The serial number is located on the left side of the sleeved, colletted seat tube 



1899-ish Model M by VW Sightings, on Flickr


Rear stays are joined with a finely mitered curved bridge



1899-ish Model M by VW Sightings, on Flickr


Bottom Bracket detail. Has lubrication port and socketed bottom bracket shell. Peaked 2 piece crank.



1899-ish Model M by VW Sightings, on Flickr


Nicely sculpted fork crown 



1899-ish Model M by VW Sightings, on Flickr

Threaded handlebar center


1899-ish Model M by VW Sightings, on Flickr

Inside of chain and seat stays are flattened (Not sure, but I think the axle adjusters should be on the outside of the dropout unless the original rear hub had a place for the adjuster screw to press against.
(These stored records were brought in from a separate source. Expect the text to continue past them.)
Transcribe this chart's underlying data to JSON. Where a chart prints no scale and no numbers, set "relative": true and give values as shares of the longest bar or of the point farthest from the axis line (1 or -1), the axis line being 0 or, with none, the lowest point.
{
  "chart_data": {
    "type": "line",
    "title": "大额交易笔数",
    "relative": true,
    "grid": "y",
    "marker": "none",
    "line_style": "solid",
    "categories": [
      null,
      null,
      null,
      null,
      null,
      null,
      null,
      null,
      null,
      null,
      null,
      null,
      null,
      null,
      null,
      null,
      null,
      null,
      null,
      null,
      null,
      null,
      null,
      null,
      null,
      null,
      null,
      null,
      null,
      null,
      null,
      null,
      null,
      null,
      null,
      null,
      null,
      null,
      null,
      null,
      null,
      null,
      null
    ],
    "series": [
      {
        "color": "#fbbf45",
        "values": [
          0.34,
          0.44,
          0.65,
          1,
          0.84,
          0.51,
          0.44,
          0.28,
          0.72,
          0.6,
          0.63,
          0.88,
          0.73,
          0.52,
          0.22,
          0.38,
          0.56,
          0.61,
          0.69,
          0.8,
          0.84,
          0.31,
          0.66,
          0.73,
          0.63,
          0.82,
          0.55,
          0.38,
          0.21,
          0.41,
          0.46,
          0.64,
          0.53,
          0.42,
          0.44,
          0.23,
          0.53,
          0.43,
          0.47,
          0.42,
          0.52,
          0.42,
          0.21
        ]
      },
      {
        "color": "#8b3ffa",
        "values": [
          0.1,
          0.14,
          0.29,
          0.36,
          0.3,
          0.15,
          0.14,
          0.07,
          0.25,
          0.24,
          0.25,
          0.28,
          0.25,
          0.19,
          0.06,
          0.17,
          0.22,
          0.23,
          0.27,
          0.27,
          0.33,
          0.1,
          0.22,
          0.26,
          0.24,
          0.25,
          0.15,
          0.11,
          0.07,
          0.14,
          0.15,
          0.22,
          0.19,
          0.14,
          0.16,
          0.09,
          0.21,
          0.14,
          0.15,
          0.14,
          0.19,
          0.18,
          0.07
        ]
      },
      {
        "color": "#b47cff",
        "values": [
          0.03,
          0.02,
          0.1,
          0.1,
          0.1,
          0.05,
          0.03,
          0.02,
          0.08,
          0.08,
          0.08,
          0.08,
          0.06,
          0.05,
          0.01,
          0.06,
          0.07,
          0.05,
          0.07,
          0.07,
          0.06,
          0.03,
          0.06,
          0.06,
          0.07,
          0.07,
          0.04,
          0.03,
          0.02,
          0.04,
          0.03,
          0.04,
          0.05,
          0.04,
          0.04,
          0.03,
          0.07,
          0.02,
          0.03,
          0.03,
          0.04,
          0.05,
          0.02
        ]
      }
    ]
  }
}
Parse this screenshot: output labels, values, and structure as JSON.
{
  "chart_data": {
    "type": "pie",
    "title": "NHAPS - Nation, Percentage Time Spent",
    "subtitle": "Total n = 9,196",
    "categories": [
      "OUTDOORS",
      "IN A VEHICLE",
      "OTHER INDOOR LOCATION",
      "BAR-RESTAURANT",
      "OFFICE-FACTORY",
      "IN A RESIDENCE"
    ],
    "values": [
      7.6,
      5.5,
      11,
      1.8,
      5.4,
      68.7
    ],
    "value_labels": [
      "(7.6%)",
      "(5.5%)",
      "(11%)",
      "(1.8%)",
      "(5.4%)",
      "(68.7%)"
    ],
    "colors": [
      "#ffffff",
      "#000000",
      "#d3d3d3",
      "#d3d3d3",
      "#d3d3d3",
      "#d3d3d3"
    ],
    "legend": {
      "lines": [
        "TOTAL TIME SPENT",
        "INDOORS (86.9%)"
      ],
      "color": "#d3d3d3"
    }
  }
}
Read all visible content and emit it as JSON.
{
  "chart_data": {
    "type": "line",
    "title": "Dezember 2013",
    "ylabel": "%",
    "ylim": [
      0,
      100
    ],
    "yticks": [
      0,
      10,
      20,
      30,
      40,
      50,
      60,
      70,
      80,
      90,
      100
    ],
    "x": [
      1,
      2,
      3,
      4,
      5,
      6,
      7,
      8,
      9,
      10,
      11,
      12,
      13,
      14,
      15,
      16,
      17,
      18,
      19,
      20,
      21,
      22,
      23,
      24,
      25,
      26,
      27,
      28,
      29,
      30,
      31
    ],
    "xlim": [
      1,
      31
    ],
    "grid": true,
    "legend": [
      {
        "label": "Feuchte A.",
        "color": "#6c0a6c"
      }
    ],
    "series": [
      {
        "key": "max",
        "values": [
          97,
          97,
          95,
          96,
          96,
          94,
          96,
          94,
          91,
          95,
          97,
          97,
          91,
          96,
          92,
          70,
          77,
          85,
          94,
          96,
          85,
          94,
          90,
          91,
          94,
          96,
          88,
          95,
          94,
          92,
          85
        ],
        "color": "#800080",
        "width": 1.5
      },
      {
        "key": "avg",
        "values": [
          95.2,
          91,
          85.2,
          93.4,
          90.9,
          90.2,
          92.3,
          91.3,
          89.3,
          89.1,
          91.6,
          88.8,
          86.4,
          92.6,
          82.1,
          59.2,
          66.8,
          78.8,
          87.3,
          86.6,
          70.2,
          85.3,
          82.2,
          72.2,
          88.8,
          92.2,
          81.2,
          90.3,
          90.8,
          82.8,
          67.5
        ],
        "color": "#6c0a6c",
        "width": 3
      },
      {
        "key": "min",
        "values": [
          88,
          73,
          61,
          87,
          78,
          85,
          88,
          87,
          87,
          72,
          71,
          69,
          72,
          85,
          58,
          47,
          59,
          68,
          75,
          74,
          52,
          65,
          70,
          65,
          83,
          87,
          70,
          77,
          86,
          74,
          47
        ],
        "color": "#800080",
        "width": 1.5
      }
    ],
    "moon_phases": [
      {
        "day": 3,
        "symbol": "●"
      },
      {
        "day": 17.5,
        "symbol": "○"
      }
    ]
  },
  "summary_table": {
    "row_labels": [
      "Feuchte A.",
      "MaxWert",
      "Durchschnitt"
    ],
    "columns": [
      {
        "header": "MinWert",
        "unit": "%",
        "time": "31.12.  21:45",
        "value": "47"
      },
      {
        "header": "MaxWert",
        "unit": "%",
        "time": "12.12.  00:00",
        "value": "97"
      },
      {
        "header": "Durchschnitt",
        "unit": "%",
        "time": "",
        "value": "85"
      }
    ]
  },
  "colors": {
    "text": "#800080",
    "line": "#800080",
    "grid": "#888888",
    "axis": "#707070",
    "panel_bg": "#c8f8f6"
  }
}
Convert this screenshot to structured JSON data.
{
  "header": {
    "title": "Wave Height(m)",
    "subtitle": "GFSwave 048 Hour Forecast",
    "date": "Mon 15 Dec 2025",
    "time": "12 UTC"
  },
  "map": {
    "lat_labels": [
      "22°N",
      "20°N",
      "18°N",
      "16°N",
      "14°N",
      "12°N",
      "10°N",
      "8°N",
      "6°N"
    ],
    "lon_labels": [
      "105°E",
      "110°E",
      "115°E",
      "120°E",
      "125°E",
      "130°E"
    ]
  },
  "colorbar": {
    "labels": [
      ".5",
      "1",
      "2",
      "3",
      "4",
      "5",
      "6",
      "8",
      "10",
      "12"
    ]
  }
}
1899-ish Model M by VW Sightings, on Flickr

Dropouts are nicely joined to the frame. None of that crimped crap!  This feature alone is what attracts me to early bikes and Iver Johnson bicycles. They just have a nicer overall finish in regards to metalwork.



1899-ish Model M by VW Sightings, on Flickr


Thanks in advance for your help.


----------



## Iverider (Jun 18, 2014)

Finally the Chain Ring: 3 bolt mounting on 2 piece peaked cranks.



1899-ish Model M by VW Sightings, on Flickr


----------



## carlitos60 (Jun 18, 2014)

*Just Me!*

Super Nice!!  Looks Like a Cleveland!!!!

Love that Nice Chain Ring/Crank!

I Think that the Chain Adjusters are Inside Out!!!!!


----------



## filmonger (Jun 19, 2014)

Cool Bike.....Interesting chainring


----------



## MrColumbia (Jun 19, 2014)

carlitos60 said:


> Super Nice!!  Looks Like a Cleveland!!!!
> 
> Love that Nice Chain Ring/Crank!
> 
> I Think that the Chain Adjusters are Inside Out!!!!!




Not a Cleveland, they had numbers, not letters for model designation.


----------



## Iverider (Jun 20, 2014)

Thanks for marking Cleveland off the list! Narrowing it down one by one 

I've been scouring the net for diamond shaped badges that look similar to the remnants still attached to the frame and came across these.



Screen Shot 2014-06-18 at 12.33.15 PM by VW Sightings, on Flickr



Screen Shot 2014-06-18 at 12.30.39 PM by VW Sightings, on Flickr

The Fowler badge didn't photoshop proportionately to the headtube, but the Western Wheelworks did. Unfortunately, there's not much that I see about my bike that would make it a Western Wheel Works bike from the photos I've seen.


----------



## bricycle (Jun 20, 2014)

Just have Xavier make you a peaked kustom Krautwagon badge. = B.R.I. Krautwagon..... Made in Indiana.


----------



## Iverider (Jun 20, 2014)

Could do that! I was thinking about making an 1899 badge or something like that. "Krauter Rad" (Rad=bicycle in German).

I did this cribbage board a few years ago for my dad. It was my first etching so it's not the best ever. Some of the acid ate through the transfer. I did this via the Laser Toner masking method.




IMG_0399Small by VW Sightings, on Flickr


----------



## bricycle (Apr 28, 2016)

Any progress on this one?


----------



## Iverider (Apr 28, 2016)

Unsure. it was sold a few years ago. It went to Oregon.


----------



## mongeese (Apr 28, 2016)

I have a very similiar bicycle. Very alike in many says just a tad later. If anyone interested to match up let me know.


----------



## Junkhunter (Apr 28, 2016)

Just guessing, but my brain is telling me Gendron? Seen that chain ring somewhere before...


----------



## highwheel431 (Apr 29, 2016)

Gendron used numbers, however the low grade model Reliance that was made by Gendron used an alpha designation.  Not sure where an "M" would fit in as 1897 & 1898 have Models C & D. 190X?


----------



## Iverider (Apr 29, 2016)

Looking through different makes over the years I never found any manufacturer to go the Model M. Although I no longer own the frame set I still keep my eyes open for similar frames and literature. I'm sure I'll never know what it is, but it gives me something to do!


----------